One of the disadvantages of getting married young is that your parents have way too much say in things. Before we knew it, our guest list had grown to 150 and the whole affair was turned into a pissing contest between families about who was spending the most amount of dosh on what. And they stamped their taste onto the wedding. The big rock was replaced by a garden as a compromise to it being replaced by a church and the jug band was replaced by a jazz band. Don’t get me wrong, the day was a perfect wedding, just more about everybody else’s understanding of what a wedding should be, not ours.

Everyone came to it, from the newly-divorved parents of the bride and  their new partners to the sister’s skeezy boyfriend who was too busy trying to hit on the slutty maid of honour to the alcoholic ring-in step aunt, all were in the prime and having a great time. But where have all these people gone? We don’t talk to most of them anymore.

Are you in this situation? Looking back on the day, there were many people there that day that I thought would stand together with us until the end of time (which is also pretty soon if you believe all these crazy Mayans). These people had such a close bond to us at the time that we thought nothing could ever break it. The crazy thing is, it wasn’t really anything huge that broke it, it appears as if time itself got in the road. It was the little, petty things that got in the way, then there was the inevitable breach of trust that remained unanswered and unaccounted for. And then a justification of the whole event from both sides to re-intent history so that it is more palatable. Strange...I guess you just have to ‘make the best of this time and don’t ask why. It’s not a question but a lesson learned in time. It’s something unpredictable but in the end is right...’

This post’s lame joke:

Time travel jokes are like, so 2050.

This post’s groovy, identity seeking quote:

"All truth passes through three stages. First, it is ridiculed. Second, it is violently opposed. Third, it is accepted as being self-evident."- Arthur Schopenhauer

This post’s inappropriate over share: 

Don’t buy Rivers brand boxers. They are seriously cut the wrong way (right up the middle) and seriously give you pain where you don’t want pain unless you meat and potato the day away. So I threw about five pairs out and now am going commando most of the time, which puts an extra spring in my step and has the advantage of enabling me to do pretty much anything when I’m wearing fisherman’s pants commando style. I think I could steal the bakery oven out of Woolies and the checkout chicks wouldn’t notice.
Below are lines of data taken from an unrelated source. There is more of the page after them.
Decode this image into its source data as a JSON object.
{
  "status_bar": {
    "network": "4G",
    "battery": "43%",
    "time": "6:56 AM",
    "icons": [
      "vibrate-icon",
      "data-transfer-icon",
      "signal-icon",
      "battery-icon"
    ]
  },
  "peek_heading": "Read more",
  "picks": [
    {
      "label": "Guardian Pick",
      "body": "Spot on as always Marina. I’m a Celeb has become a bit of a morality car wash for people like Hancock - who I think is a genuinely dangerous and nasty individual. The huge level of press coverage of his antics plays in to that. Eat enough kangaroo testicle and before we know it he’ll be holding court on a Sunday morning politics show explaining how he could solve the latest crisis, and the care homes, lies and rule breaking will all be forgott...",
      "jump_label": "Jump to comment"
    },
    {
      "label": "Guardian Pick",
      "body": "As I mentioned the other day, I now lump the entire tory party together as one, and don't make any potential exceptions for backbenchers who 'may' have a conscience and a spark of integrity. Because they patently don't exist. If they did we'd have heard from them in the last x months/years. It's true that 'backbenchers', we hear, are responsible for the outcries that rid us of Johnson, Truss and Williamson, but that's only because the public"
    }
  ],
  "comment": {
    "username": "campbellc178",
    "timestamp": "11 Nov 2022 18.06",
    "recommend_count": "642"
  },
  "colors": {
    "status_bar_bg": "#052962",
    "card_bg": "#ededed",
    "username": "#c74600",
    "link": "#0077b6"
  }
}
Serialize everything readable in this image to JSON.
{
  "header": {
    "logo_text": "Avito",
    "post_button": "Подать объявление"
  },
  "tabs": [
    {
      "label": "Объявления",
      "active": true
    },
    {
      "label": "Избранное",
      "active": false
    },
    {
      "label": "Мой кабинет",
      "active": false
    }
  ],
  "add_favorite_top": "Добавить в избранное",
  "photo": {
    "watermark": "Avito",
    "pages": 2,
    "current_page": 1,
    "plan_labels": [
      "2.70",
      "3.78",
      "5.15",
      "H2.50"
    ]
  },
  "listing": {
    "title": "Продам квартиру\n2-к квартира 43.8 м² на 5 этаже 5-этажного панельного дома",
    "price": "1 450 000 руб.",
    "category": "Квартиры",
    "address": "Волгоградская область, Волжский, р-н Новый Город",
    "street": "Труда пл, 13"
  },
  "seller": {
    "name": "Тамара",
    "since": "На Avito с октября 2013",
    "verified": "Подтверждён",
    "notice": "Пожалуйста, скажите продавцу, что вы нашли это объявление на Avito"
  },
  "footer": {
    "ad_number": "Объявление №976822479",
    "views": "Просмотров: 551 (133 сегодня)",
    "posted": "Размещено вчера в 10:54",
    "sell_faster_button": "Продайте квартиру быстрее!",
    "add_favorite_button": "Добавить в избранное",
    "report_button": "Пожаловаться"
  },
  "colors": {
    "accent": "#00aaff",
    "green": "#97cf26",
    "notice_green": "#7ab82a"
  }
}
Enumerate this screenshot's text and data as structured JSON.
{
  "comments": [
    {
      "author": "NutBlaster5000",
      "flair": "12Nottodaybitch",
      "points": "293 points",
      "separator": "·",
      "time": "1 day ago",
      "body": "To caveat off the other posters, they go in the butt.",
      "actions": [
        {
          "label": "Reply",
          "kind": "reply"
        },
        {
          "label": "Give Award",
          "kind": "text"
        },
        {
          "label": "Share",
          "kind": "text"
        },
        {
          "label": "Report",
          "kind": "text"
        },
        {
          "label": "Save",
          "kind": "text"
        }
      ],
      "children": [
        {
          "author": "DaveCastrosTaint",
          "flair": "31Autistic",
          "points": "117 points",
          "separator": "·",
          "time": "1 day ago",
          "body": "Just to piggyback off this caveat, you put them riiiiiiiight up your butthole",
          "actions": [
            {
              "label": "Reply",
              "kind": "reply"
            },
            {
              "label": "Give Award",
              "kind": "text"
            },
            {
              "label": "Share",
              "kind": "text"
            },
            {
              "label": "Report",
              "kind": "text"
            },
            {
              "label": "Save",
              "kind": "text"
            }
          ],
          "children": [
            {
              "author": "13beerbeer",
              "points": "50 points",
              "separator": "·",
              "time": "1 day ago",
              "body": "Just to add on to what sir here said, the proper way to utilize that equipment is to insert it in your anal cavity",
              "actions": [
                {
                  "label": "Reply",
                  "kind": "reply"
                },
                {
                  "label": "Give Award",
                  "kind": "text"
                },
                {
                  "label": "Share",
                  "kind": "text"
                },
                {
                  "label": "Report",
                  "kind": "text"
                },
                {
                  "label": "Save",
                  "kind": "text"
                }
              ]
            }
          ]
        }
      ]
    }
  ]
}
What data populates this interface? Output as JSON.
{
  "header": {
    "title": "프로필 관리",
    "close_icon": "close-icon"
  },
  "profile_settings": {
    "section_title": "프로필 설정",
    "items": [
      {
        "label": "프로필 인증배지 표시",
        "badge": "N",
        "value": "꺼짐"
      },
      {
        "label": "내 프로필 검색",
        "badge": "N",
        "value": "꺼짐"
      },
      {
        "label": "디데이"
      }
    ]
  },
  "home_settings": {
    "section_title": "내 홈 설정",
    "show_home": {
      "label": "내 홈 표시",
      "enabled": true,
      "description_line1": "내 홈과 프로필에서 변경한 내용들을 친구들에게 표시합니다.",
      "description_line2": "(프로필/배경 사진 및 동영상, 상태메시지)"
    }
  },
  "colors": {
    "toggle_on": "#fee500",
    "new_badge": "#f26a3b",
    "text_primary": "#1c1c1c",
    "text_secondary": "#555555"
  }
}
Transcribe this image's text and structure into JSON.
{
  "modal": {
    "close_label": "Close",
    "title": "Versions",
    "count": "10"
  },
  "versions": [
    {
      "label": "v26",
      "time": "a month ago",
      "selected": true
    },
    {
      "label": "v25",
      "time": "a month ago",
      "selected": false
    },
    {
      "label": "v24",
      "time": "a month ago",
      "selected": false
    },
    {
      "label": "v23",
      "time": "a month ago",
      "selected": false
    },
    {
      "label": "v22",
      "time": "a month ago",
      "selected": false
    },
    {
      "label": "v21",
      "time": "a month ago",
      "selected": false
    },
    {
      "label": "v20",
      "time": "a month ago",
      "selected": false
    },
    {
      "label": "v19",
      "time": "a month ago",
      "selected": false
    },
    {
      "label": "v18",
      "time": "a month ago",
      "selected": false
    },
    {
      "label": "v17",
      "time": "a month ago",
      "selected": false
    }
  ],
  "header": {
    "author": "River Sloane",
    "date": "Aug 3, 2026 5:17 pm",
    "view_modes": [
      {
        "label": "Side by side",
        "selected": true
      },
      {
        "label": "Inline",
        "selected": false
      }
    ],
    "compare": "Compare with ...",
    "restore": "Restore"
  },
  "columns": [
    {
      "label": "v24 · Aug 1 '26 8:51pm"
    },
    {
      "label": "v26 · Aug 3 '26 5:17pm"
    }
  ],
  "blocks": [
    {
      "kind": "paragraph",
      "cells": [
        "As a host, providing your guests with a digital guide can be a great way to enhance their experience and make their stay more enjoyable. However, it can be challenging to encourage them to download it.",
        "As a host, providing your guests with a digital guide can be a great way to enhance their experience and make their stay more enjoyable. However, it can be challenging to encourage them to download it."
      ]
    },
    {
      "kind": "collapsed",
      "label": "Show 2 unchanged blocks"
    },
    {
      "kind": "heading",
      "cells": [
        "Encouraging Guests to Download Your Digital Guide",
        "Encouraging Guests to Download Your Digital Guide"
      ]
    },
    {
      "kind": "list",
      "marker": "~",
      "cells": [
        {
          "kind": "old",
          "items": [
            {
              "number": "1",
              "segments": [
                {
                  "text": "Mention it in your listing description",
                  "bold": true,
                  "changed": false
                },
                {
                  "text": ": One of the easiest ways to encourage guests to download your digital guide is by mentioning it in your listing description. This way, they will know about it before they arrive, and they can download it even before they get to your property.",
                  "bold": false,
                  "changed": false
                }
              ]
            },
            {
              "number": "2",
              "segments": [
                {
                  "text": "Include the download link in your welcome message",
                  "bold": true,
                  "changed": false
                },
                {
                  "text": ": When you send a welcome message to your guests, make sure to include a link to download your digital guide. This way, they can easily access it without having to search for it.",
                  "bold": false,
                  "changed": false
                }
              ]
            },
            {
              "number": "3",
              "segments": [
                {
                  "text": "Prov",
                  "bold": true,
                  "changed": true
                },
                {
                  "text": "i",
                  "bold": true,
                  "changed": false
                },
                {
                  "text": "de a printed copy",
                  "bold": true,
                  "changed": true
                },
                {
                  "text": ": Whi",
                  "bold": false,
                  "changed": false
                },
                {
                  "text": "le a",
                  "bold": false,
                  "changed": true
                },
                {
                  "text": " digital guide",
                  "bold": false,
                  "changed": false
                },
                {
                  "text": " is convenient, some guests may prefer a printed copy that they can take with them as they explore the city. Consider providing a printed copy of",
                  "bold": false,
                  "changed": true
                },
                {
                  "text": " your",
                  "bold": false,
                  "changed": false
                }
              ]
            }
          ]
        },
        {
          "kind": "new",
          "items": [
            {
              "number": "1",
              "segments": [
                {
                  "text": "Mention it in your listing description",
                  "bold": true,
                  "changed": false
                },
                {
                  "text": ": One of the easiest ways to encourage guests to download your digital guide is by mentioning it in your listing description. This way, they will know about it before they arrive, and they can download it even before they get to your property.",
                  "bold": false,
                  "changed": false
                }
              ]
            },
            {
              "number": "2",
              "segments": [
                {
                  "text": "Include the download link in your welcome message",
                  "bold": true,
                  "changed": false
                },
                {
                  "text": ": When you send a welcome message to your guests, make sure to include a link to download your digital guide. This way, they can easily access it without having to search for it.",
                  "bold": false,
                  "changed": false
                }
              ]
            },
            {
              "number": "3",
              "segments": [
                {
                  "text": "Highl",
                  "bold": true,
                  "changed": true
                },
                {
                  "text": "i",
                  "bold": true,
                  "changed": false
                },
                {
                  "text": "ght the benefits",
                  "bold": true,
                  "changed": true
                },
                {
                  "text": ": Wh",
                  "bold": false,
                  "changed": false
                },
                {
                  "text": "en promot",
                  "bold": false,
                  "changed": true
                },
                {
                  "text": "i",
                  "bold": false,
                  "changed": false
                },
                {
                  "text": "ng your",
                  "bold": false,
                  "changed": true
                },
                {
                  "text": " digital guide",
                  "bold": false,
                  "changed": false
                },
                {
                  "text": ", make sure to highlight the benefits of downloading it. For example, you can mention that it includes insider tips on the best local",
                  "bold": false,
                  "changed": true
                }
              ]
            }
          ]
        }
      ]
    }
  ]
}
This post’s reflection on a previous post

I have received many comments, jokes and concerns about the post of a few weeks ago about Dakabin State High School. Included in this is a formal complaint from the school to the academic institution that organised the prac who have labelled it non-academic misconduct and stated that “...Many of the comments made in this piece are particularly detrimental to staff at that school and I understand it is considering its own responses to that statement.” Firstly, I would welcome a response from the school and will publish it in its own right on this page as I both encourage fairness and openness and stand by my comments.